Is there a lot of pride in playing with the same team for all 14 years of your career?
"I am very proud of that. When I look back over 14 years my body says ouch now. Being a part of this organization and feeling like they felt my talents were worthy enough to keep me around for 14 years is certainly a good feeling. You form those relationship with folks, you get a chance to do that. Those bonds that came with you all of your life. In today's game with free agency you don't get a chance to do that. You might have a 13 year career but you spend it with three or four different groups of folks."
What lead to the success of the Steelers of the 1970s? Was it talent, was it chemistry?
"It was a combination of both. The chemistry was there. We were able to bond. I often ask myself and I even ask other guys I played with about the Steelers type player. Did we draft that type of player or did they come into the environment and become immersed in it and it becomes a part of them. I don't know which one it was, but I think the fact that we blended as a team that when we went through some difficult times as a team it helped us. We had issues. We were just tight enough, close enough to get through that. We had the leadership on the field and in the coaching staff to get over that, get through those difficult situations."

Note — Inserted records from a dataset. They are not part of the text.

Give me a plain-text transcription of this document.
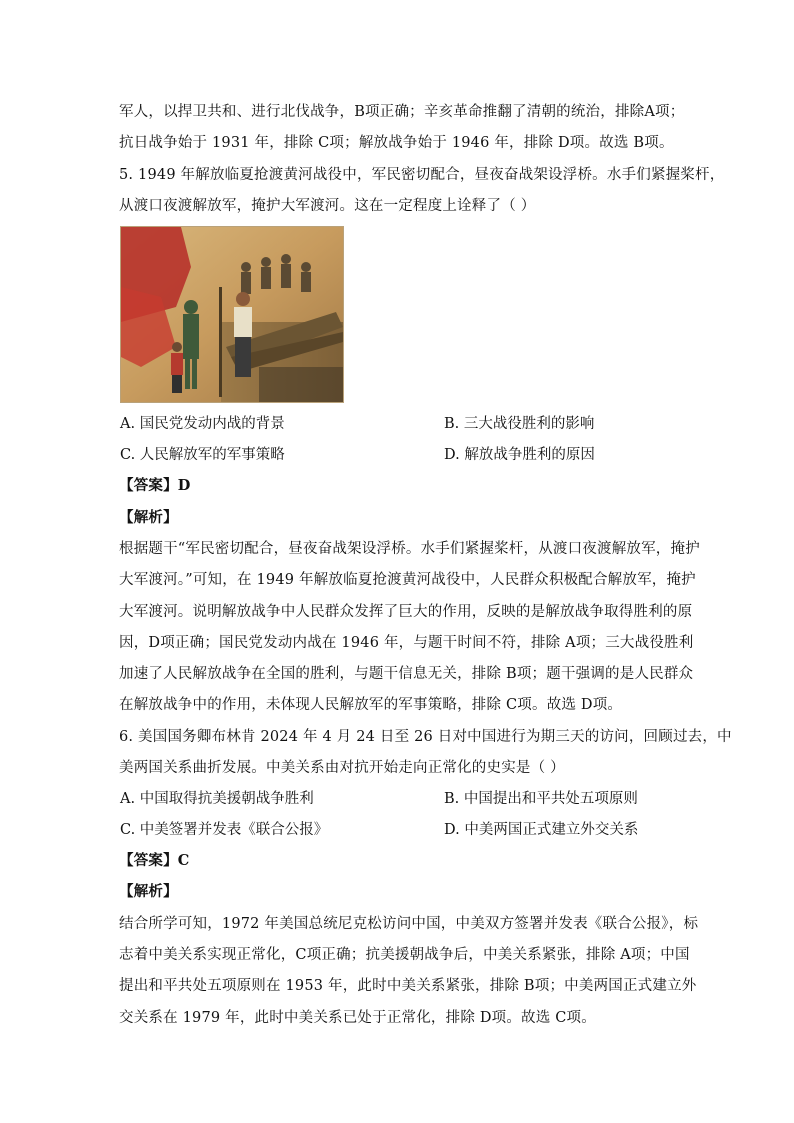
军人，以捍卫共和、进行北伐战争，B项正确；辛亥革命推翻了清朝的统治，排除A项；
抗日战争始于 1931 年，排除 C项；解放战争始于 1946 年，排除 D项。故选 B项。
5. 1949 年解放临夏抢渡黄河战役中，军民密切配合，昼夜奋战架设浮桥。水手们紧握桨杆，
从渡口夜渡解放军，掩护大军渡河。这在一定程度上诠释了（ ）
A. 国民党发动内战的背景	B. 三大战役胜利的影响
C. 人民解放军的军事策略	D. 解放战争胜利的原因
【答案】D
【解析】
根据题干“军民密切配合，昼夜奋战架设浮桥。水手们紧握桨杆，从渡口夜渡解放军，掩护
大军渡河。”可知，在 1949 年解放临夏抢渡黄河战役中，人民群众积极配合解放军，掩护
大军渡河。说明解放战争中人民群众发挥了巨大的作用，反映的是解放战争取得胜利的原
因，D项正确；国民党发动内战在 1946 年，与题干时间不符，排除 A项；三大战役胜利
加速了人民解放战争在全国的胜利，与题干信息无关，排除 B项；题干强调的是人民群众
在解放战争中的作用，未体现人民解放军的军事策略，排除 C项。故选 D项。
6. 美国国务卿布林肯 2024 年 4 月 24 日至 26 日对中国进行为期三天的访问，回顾过去，中
美两国关系曲折发展。中美关系由对抗开始走向正常化的史实是（ ）
A. 中国取得抗美援朝战争胜利	B. 中国提出和平共处五项原则
C. 中美签署并发表《联合公报》	D. 中美两国正式建立外交关系
【答案】C
【解析】
结合所学可知，1972 年美国总统尼克松访问中国，中美双方签署并发表《联合公报》，标
志着中美关系实现正常化，C项正确；抗美援朝战争后，中美关系紧张，排除 A项；中国
提出和平共处五项原则在 1953 年，此时中美关系紧张，排除 B项；中美两国正式建立外
交关系在 1979 年，此时中美关系已处于正常化，排除 D项。故选 C项。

Did you realize how special the group you played with was at the time?
"We came in our rookie year, it was a strike year. We had just rookies in training camp. We had 14 rookies that made the team that year. Maybe because of that strike. We didn't know a whole lot about professional football but we came in and became part of the team and helped us go to that first Super Bowl. When you play, you don't think about history. You think about today. What you have to do today. You don't think about what is going to happen after you are gone, how you are going to be perceived. How this team is going to be looked at or how you are going to be looked at years from now. You think about today and doing the job you have to do today and being the best you can possibly be today."
Who had the biggest impact on your playing career?
"Different people for different reasons. The first receiver coach when I got to Pittsburgh was Lionel Taylor. Lionel was a guy from a small school so he knew what I was going through and where I needed to be built up and how to handle me. Tom Moore, who came in after that, taught me about the X's and O's of the game.
"I think Chuck (Noll) in a lot of ways was good for me. We didn't have a whole lot of interaction, but the times we had were good. I learned a lot more about Chuck and what he felt about other folks rather than learning that from Chuck. The confidence he had in me played a big part in that.
"I learned from Dan Rooney, just a whole lot about how you treat folks. I was impacted by a lot by guys I played with, Donnie Shell, Lynn Swann, guys who were in my draft class who spurred me on in the competitive nature of how we do things. Donnie finding solace in life when things go haywire and bringing that to the field."